Libya collapsed into years of violence after
the 2011 overthrow and killing, during a
NATO-backed revolt, of dictator Muammar
Gaddafi who scrapped the country's constitution in 1969.
Rival power bases and administrations arose
in the country's east and west.
After a landmark ceasefire in 2020, a UN-led
process saw elections scheduled for December 24 last year, but the polls were
postponed after months of tensions, including over divisive candidates and a
disputed legal framework.
Libyans "want free elections that
respect their will, not the extension of the crisis with a new
transition", Dbeibah told a symposium in the capital Tripoli titled:
"The constitution first".
"Our problem today is the absence of a
constitutional base or of a constitution," he said.
The event brought together high-profile
figures from Libya's west including Khaled El-Mechri, who heads the High
Council of State — a Tripoli-based body that is equivalent to Libya's senate
and rivals the House of Representatives, based in the eastern city of Tobruk.
"Certain parties have worsened the
crisis" with "tailor-made" laws favoring certain candidates over
others, Dbeibah charged, referring to House speaker Aguila Saleh's September
decision to ratify a contentious electoral law.
Critics said the move bypassed due process
and favored a bid by Saleh's ally, eastern-based strongman Khalifa Haftar.

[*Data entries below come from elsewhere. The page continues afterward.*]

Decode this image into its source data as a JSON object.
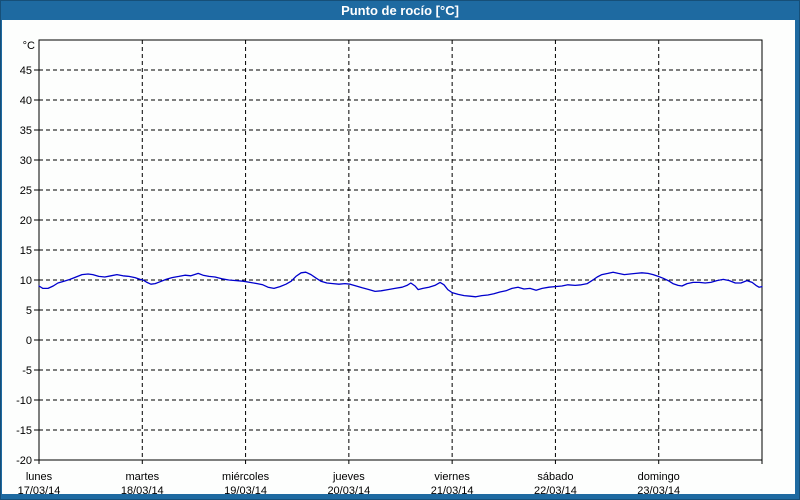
{
  "window": {
    "title": "Punto de rocío [°C]"
  },
  "chart_data": {
    "type": "line",
    "title": "Punto de rocío [°C]",
    "ylabel": "°C",
    "xlabel": "",
    "ylim": [
      -20,
      50
    ],
    "yticks": [
      45,
      40,
      35,
      30,
      25,
      20,
      15,
      10,
      5,
      0,
      -5,
      -10,
      -15,
      -20
    ],
    "grid": "dashed",
    "legend": "none",
    "x_total_hours": 168,
    "x_labels": [
      {
        "day": "lunes",
        "date": "17/03/14"
      },
      {
        "day": "martes",
        "date": "18/03/14"
      },
      {
        "day": "miércoles",
        "date": "19/03/14"
      },
      {
        "day": "jueves",
        "date": "20/03/14"
      },
      {
        "day": "viernes",
        "date": "21/03/14"
      },
      {
        "day": "sábado",
        "date": "22/03/14"
      },
      {
        "day": "domingo",
        "date": "23/03/14"
      }
    ],
    "colors": {
      "frame_blue": "#1e6aa1",
      "title_text": "#ffffff",
      "plot_bg": "#fdfefd",
      "grid": "#000000",
      "axis": "#000000",
      "line": "#0000cd"
    },
    "series": [
      {
        "name": "Punto de rocío",
        "points": [
          [
            0,
            9.0
          ],
          [
            0.9,
            8.6
          ],
          [
            2.1,
            8.6
          ],
          [
            3.3,
            9.0
          ],
          [
            4.4,
            9.5
          ],
          [
            5.8,
            9.8
          ],
          [
            7.2,
            10.1
          ],
          [
            8.6,
            10.5
          ],
          [
            10,
            10.9
          ],
          [
            11.4,
            11.0
          ],
          [
            12.5,
            10.9
          ],
          [
            13.9,
            10.6
          ],
          [
            15.3,
            10.5
          ],
          [
            16.7,
            10.7
          ],
          [
            18.1,
            10.9
          ],
          [
            19.5,
            10.7
          ],
          [
            20.9,
            10.6
          ],
          [
            22.3,
            10.4
          ],
          [
            23.5,
            10.1
          ],
          [
            24.2,
            10.0
          ],
          [
            25.1,
            9.6
          ],
          [
            26,
            9.3
          ],
          [
            27,
            9.4
          ],
          [
            28.1,
            9.7
          ],
          [
            29.5,
            10.1
          ],
          [
            30.9,
            10.4
          ],
          [
            32.5,
            10.6
          ],
          [
            33.9,
            10.8
          ],
          [
            35.3,
            10.7
          ],
          [
            37,
            11.1
          ],
          [
            38.1,
            10.8
          ],
          [
            39.5,
            10.6
          ],
          [
            40.9,
            10.5
          ],
          [
            42.5,
            10.2
          ],
          [
            44.1,
            10.0
          ],
          [
            45.8,
            9.9
          ],
          [
            47.4,
            9.8
          ],
          [
            49,
            9.6
          ],
          [
            50.7,
            9.4
          ],
          [
            52,
            9.2
          ],
          [
            53.2,
            8.8
          ],
          [
            54.6,
            8.6
          ],
          [
            56,
            8.9
          ],
          [
            57.4,
            9.3
          ],
          [
            58.6,
            9.8
          ],
          [
            59.7,
            10.6
          ],
          [
            60.9,
            11.2
          ],
          [
            62,
            11.3
          ],
          [
            63.2,
            10.9
          ],
          [
            64.4,
            10.3
          ],
          [
            65.5,
            9.8
          ],
          [
            66.9,
            9.5
          ],
          [
            68.3,
            9.4
          ],
          [
            69.7,
            9.3
          ],
          [
            71.1,
            9.4
          ],
          [
            72.3,
            9.3
          ],
          [
            73.7,
            9.0
          ],
          [
            75.1,
            8.7
          ],
          [
            76.7,
            8.4
          ],
          [
            78.1,
            8.1
          ],
          [
            79.5,
            8.2
          ],
          [
            81.1,
            8.4
          ],
          [
            82.7,
            8.6
          ],
          [
            84.4,
            8.8
          ],
          [
            85.5,
            9.1
          ],
          [
            86.4,
            9.5
          ],
          [
            87.4,
            9.0
          ],
          [
            88.1,
            8.4
          ],
          [
            89.2,
            8.6
          ],
          [
            90.6,
            8.8
          ],
          [
            92,
            9.1
          ],
          [
            93.2,
            9.6
          ],
          [
            94.1,
            9.2
          ],
          [
            95,
            8.4
          ],
          [
            96,
            7.9
          ],
          [
            97.4,
            7.6
          ],
          [
            98.8,
            7.4
          ],
          [
            100.2,
            7.3
          ],
          [
            101.5,
            7.2
          ],
          [
            102.9,
            7.4
          ],
          [
            104.3,
            7.5
          ],
          [
            105.7,
            7.7
          ],
          [
            107.1,
            8.0
          ],
          [
            108.5,
            8.2
          ],
          [
            109.9,
            8.6
          ],
          [
            111.3,
            8.8
          ],
          [
            112.7,
            8.5
          ],
          [
            114.1,
            8.6
          ],
          [
            115.5,
            8.3
          ],
          [
            116.9,
            8.6
          ],
          [
            118.5,
            8.8
          ],
          [
            119.9,
            8.9
          ],
          [
            121.5,
            9.0
          ],
          [
            122.9,
            9.2
          ],
          [
            124.6,
            9.1
          ],
          [
            126,
            9.2
          ],
          [
            127.4,
            9.4
          ],
          [
            128.5,
            9.9
          ],
          [
            129.7,
            10.5
          ],
          [
            130.8,
            10.9
          ],
          [
            132.2,
            11.1
          ],
          [
            133.4,
            11.3
          ],
          [
            134.6,
            11.1
          ],
          [
            136,
            10.9
          ],
          [
            137.3,
            11.0
          ],
          [
            138.7,
            11.1
          ],
          [
            140.1,
            11.2
          ],
          [
            141.5,
            11.1
          ],
          [
            142.7,
            10.9
          ],
          [
            143.9,
            10.6
          ],
          [
            145,
            10.3
          ],
          [
            146.2,
            9.9
          ],
          [
            147.3,
            9.4
          ],
          [
            148.5,
            9.1
          ],
          [
            149.4,
            9.0
          ],
          [
            150.6,
            9.4
          ],
          [
            152,
            9.6
          ],
          [
            153.4,
            9.6
          ],
          [
            154.8,
            9.5
          ],
          [
            156.1,
            9.6
          ],
          [
            157.5,
            9.9
          ],
          [
            159,
            10.1
          ],
          [
            160.4,
            9.9
          ],
          [
            161.8,
            9.5
          ],
          [
            163.1,
            9.5
          ],
          [
            164.5,
            9.9
          ],
          [
            165.7,
            9.6
          ],
          [
            166.6,
            9.1
          ],
          [
            167.3,
            8.8
          ],
          [
            168,
            8.9
          ]
        ]
      }
    ]
  }
}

Dbeibah, Saleh and Haftar all put their
names forward for the presidential vote.
An official from the elected commission in
charge of drafting a new constitution, Daou Al-Mansouri, told Sunday's
symposium that the body had in July 2017 submitted a draft constitution to the
House.
The draft was supposed to be put to a
referendum, which has never been organized.
Saleh on Tuesday proposed establishing a new
commission of Libyan and foreign experts to draw up a new draft constitution.
He also called for a new interim government
to be established, and said that by the end of January, a
"definitive" date for the postponed polls needed to be set.